I wonder if being in the in-between is perhaps more dangerous than being on either end of the spectrum. If I were well, I’d be stable with the once a week therapy session that is approved by my insurance. If I were catatonic or took action to end my life, someone else would be acting on my behalf to obtain the services I need. But I’m suffering in-between the two – the outpatient services that are available to me are not enough to address my situation in real time, but I’m not “sick enough” to receive a higher level of care.

It’s not outlandish to see how someone in my predicament might consider suicide a viable option. If the pain is too much and yet I remain “well enough” to not necessitate acute services, taking my chances with suicide seem almost reasonable in the distorted reality that depression creates in my brain.

If you can’t understand the logic jump I just made there, that’s OK, I’m glad you’ve never experienced depression so intense that you can empathize. But if you’re with me, if you follow where I’m going with this, if you see how being just on the cusp of “unwell” can present you with the unique predicament that you have to take your life into your own hands because society isn’t equipped to meet your needs — then I’m here to tell you, you’re not alone. You are not wrong. You are not crazy. You are not selfish. You are a human in pain whose needs aren’t being met by our society that isn’t equipped to acknowledge or treat neurodivergence outside once a week therapy or conversely acute inpatient hospitalization.

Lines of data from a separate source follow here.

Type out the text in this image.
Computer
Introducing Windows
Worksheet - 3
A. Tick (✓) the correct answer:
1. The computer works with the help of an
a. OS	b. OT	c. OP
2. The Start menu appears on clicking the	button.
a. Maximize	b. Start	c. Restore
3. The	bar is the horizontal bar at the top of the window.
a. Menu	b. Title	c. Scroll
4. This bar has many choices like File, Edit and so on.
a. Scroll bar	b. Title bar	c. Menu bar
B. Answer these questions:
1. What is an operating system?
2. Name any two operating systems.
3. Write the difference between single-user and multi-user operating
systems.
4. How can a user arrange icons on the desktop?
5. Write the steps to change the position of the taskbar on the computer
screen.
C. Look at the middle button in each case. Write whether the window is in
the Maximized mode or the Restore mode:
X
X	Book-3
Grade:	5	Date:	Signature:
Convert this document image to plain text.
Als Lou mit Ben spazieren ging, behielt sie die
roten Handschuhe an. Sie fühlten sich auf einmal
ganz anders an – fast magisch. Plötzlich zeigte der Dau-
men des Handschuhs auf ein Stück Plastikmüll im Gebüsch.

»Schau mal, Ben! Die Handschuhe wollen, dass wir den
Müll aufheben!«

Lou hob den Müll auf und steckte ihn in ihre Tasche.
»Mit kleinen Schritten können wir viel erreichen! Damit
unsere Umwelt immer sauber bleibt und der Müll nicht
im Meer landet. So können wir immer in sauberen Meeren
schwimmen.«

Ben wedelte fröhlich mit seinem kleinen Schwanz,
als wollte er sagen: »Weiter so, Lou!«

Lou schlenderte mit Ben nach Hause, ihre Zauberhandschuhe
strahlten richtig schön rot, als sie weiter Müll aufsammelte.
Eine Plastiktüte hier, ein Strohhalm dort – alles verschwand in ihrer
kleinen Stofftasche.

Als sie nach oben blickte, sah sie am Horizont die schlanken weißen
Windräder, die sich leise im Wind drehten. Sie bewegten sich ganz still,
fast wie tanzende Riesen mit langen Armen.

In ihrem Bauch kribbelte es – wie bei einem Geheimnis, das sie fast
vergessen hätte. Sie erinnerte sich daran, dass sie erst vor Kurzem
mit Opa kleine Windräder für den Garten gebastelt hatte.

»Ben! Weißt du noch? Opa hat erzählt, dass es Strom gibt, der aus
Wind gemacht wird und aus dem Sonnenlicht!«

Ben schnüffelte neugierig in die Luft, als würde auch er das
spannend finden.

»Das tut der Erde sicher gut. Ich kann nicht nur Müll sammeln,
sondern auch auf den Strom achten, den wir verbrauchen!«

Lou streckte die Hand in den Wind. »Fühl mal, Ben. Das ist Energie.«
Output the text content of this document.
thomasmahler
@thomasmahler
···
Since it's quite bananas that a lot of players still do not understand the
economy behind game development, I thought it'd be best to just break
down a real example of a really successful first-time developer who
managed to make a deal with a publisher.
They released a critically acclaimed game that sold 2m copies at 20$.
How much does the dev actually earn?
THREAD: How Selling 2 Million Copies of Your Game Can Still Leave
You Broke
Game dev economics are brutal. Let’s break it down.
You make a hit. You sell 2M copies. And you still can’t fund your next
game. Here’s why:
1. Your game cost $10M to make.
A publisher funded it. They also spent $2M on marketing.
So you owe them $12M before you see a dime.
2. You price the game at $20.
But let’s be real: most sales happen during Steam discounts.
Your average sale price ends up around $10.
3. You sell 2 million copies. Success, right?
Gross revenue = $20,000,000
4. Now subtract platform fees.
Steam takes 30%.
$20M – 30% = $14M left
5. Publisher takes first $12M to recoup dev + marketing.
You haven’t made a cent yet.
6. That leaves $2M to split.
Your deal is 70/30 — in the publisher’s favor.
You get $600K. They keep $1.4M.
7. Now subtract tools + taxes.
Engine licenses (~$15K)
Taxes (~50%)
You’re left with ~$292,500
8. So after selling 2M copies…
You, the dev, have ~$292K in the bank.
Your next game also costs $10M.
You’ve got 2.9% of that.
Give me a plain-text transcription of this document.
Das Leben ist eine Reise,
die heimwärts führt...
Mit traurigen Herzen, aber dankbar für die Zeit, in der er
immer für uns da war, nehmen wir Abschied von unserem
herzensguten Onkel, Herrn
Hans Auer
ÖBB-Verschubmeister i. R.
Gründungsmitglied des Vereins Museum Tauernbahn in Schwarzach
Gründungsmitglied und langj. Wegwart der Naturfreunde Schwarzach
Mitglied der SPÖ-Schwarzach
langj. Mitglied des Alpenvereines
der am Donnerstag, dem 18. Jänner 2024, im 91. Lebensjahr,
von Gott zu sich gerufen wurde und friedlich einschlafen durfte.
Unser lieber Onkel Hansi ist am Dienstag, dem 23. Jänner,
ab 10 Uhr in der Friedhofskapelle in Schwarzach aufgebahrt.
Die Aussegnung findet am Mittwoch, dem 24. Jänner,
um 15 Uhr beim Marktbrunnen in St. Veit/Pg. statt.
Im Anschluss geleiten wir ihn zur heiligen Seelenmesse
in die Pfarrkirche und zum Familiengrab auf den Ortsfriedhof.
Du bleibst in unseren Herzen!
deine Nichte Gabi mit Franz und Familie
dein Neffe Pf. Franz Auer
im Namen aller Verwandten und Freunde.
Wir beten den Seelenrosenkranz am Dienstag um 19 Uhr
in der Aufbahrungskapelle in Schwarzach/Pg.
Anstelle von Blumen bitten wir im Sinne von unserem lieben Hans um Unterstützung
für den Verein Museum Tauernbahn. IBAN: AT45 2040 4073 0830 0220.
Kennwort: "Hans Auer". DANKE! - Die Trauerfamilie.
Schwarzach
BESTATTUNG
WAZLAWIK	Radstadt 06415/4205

You are in the in-between — the gap between what society understands and where services are lacking. You are bearing the burden of a society that makes you beg and pled for your care, for your well-being, for your recovery — one that doesn’t allow you paid time off work, adequate mental health insurance coverage, thorough and unbiased mental health education, timely and evidence-based care or an environment free of discrimination and oppression. You are not the problem here, but yet you have to bear the burden.

I don’t have a quick fix. I don’t know how to mend the mental health system, and even if I did, I’m not sure that those with the power to make real changes would care what I have to say because ultimately the system is serving them or it wouldn’t maintain its illogical and unhelpful reign. This is not to negate how far mental health care has come, but I will not pretend our current mental health care system is anywhere near adequate. We need a huge societal shift and destigmatization of mental illness before services can even begin to address the need that is present in our society. What I can say is this: if you are in the in-between, you are not alone. I am there with you and you do not have to do this by yourself. I will help you shoulder the burden… and maybe if enough of us band together, that burden will get light and lighter until we get the care we so desperately need and deserve.